This is a project for the Microsoft learn student ambassadors December to February AI project. The project will be on building an app that uses Microsoft Azure vision, to get the descriptions of our images, with the following features.
- Generate image descriptions and allow you to ask follow-up questions.
- Allows you to communicate using speech, and here an audio feedback if you want to.
- Generate brief captions for images, suitable for the web.
- Take a screenshot to describe it.
- Describe any window, app, or whatever can be snapped. Including yourself using your device camera!
Just like Microsoft has seeingAI for Android and IOS, consider this as a seeingAI for windows.
- Firstly, you will need access to the Azure portal.
- You can follow this article to create a free account, or even create an azure for student account if you are a student.
- Then, create a speech and vision resource. For an instruction on how to create an azure resource, click here.. You should be fine after that.
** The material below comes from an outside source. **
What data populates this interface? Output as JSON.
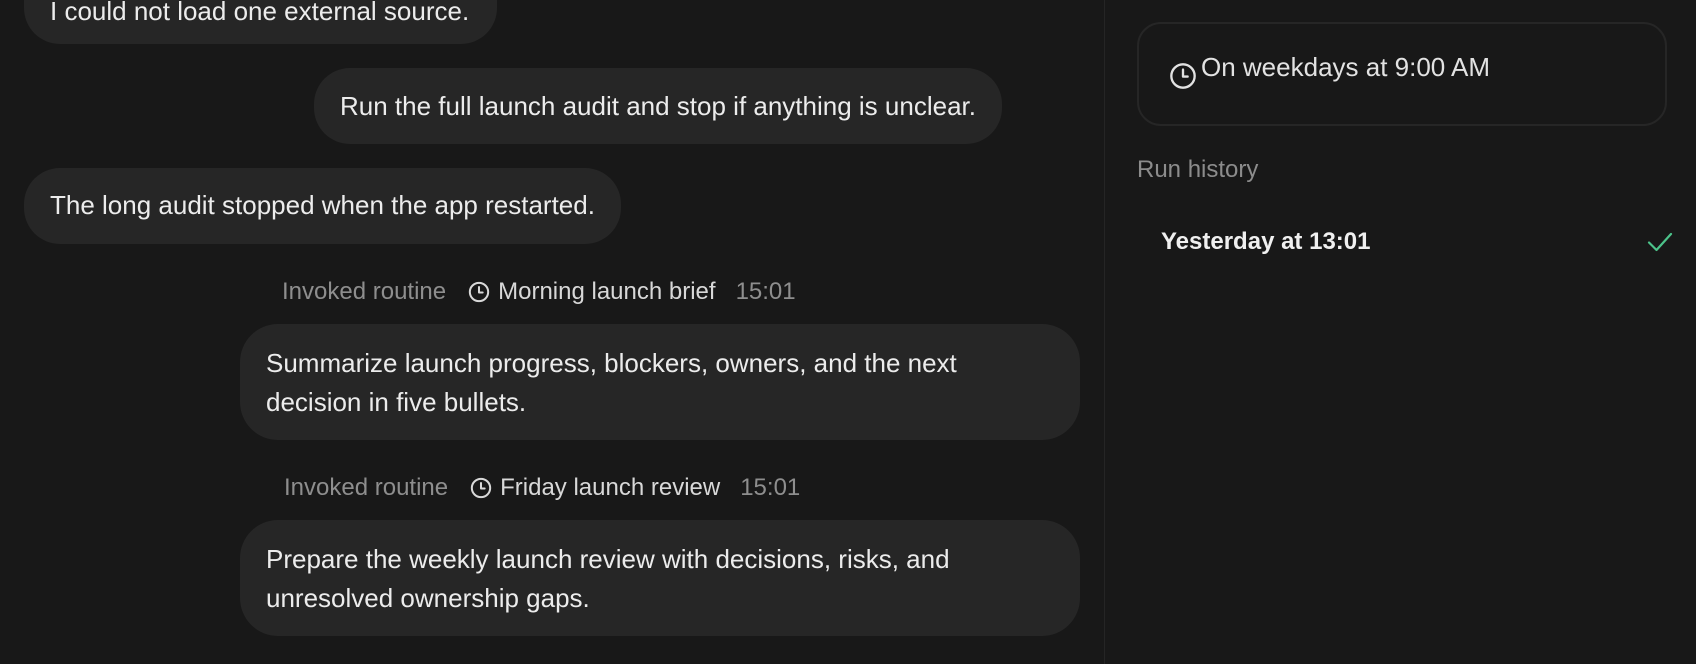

- Get your keys and endpoint, then modify auth module in this project to suit your needs.
- Clone this repo to your local machine:
https://github.com/kefaslungu/neocasa.git - And then I'll suggest you create a virtual environment to store all the dependences for this project.
Pip install -r requirements.txt.
You don't need me to tell you that you need python install right? Well at list version 3.8 is required, but version 3.10 is recommended!
If you don't want to go through the stress of installing python and the stress of creating a virtual environment or even installing dependences, don't worry. I'll release binaries just for you!
But, you still need to get your keys and endpoint. Just follow the instruction of the app to insert those things if you are using the binaries.